We compared distal coronary hemodynamics and regional myocardial perfusion in anesthetized dogs in the presence of a single or two coronary artery stenoses in series. After application of either a single or two stenoses on the left anterior descending coronary artery, regional myocardial blood flow was measured with radioactive microspheres. Moderate degrees of single-vessel stenosis (no change in resting coronary blood flow but reduction in reactive hyperemic response of 70%) resulted in no significant change in regional myocardial perfusion at rest despite a pressure drop across the stenosis of 24 ± 3 mm Hg.

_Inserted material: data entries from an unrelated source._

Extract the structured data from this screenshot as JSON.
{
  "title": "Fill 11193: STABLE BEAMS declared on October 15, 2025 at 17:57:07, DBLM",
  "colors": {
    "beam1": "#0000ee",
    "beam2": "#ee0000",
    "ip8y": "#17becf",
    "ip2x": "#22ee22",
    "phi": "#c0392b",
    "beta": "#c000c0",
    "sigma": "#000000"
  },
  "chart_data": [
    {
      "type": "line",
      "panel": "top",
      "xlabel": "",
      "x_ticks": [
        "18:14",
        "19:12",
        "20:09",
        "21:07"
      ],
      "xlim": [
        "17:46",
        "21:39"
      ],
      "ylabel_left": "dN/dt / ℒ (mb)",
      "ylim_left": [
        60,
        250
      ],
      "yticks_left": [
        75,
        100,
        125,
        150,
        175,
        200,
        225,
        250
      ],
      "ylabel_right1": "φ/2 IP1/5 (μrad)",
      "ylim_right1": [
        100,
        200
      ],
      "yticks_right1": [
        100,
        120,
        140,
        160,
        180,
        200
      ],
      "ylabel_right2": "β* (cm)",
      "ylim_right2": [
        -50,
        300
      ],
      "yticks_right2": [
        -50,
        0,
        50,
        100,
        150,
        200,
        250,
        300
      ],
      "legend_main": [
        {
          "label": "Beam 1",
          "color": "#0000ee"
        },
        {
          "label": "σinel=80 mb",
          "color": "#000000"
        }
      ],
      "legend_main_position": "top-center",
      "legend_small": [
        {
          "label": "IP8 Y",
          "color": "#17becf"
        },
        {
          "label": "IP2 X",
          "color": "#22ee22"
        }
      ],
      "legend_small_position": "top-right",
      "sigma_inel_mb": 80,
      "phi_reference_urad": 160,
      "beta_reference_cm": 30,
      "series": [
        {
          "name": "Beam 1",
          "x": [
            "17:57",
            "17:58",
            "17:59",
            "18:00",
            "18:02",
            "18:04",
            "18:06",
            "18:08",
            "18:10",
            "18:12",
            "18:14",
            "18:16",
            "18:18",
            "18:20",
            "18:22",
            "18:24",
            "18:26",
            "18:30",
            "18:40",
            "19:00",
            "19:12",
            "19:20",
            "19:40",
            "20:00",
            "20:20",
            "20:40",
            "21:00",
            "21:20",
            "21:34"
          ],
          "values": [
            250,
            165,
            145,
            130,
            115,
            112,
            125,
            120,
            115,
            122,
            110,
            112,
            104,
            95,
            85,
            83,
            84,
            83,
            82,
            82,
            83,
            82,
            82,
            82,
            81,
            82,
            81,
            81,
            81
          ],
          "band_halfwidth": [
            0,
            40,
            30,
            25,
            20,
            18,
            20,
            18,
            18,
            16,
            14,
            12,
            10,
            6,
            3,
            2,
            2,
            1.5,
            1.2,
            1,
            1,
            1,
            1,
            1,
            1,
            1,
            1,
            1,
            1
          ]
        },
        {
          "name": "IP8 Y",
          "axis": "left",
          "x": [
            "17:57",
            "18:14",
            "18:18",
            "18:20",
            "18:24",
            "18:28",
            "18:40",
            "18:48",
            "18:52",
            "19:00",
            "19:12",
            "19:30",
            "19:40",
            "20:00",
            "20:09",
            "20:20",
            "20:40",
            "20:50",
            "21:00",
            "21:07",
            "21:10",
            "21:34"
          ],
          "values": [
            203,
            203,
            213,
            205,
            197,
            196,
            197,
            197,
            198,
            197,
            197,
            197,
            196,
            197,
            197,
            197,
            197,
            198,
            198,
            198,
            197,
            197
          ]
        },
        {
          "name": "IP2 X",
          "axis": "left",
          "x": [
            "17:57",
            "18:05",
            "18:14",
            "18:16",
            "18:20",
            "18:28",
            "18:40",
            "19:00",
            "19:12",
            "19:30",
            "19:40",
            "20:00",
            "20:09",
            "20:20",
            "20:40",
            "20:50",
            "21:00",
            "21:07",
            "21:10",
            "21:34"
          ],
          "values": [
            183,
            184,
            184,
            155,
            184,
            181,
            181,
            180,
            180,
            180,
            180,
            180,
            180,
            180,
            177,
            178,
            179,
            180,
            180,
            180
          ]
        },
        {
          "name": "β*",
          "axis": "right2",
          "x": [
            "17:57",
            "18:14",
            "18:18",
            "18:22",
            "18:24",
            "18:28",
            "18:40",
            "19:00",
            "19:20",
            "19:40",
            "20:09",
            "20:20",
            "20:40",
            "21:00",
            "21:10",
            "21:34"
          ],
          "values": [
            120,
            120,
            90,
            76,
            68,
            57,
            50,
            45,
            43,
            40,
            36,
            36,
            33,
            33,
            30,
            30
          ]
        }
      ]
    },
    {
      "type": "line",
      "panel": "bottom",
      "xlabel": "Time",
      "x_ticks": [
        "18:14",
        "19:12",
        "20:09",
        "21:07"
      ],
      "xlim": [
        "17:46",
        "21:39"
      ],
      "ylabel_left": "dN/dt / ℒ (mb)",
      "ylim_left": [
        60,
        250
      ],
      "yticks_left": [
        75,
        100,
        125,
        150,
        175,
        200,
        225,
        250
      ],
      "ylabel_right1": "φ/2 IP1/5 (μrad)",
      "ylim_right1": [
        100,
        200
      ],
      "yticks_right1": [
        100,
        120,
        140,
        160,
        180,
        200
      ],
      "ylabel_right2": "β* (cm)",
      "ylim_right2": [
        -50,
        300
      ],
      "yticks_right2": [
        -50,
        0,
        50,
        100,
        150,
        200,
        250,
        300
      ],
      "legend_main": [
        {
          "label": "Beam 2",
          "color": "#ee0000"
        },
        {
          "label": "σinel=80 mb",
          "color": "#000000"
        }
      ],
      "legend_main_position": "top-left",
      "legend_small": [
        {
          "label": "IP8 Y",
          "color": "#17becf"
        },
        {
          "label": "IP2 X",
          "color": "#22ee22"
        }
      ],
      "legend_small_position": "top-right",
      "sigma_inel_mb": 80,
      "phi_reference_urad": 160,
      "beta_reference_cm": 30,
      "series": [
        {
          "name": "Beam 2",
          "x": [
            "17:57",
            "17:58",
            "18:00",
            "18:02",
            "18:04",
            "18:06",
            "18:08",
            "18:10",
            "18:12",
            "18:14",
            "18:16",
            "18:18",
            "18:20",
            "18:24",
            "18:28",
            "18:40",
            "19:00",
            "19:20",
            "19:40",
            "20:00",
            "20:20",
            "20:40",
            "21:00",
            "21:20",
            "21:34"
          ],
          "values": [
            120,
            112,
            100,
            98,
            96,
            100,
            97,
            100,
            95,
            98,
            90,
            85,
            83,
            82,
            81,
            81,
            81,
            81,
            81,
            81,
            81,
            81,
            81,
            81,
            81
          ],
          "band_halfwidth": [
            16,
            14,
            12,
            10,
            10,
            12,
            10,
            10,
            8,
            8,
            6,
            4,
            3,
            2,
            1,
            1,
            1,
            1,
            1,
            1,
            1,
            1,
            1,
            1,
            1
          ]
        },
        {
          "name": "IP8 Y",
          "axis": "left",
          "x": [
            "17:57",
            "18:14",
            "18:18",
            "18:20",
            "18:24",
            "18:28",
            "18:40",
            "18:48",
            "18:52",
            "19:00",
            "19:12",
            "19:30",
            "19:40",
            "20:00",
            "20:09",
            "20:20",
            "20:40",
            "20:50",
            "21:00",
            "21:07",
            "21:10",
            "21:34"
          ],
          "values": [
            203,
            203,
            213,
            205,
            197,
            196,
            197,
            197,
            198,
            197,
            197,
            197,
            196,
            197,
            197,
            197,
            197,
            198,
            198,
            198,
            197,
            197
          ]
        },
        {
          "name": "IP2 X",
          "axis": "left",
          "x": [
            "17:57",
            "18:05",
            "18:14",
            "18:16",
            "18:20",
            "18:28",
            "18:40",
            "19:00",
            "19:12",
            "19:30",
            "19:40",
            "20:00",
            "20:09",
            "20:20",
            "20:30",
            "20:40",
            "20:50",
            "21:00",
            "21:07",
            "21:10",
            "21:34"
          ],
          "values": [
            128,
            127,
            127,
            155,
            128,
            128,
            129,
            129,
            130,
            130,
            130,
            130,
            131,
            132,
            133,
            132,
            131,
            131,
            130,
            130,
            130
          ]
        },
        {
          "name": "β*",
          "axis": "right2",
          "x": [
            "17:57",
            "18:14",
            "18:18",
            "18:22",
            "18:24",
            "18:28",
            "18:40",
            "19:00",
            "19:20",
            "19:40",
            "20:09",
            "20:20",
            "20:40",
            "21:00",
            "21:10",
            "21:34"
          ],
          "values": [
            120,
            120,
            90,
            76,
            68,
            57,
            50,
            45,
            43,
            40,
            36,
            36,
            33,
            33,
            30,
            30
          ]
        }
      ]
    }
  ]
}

When two such stenoses were applied in series, there was a 91% decrease in reactive hyperemia, a significant reduction in resting diastolic coronary blood flow and a 51 ± 7 mm Hg pressure drop across the two stenoses. Alone, each stenosis produced no change in regional myocardial perfusion; however, together the two stenoses resulted in a significant decrease in subendocardial blood flow and a redistribution of transmural perfusion within the ischemic zone favoring the subepicardium (endo/epi from 0.95 ± 0.03 to 0.72 ± 0.03). The results indicate that whereas resting subendocardial perfusion is not significantly affected by moderate degrees of a single coronary artery stenosis, multiple stenoses of the same severity may dramatically reduce subendocardial perfusion.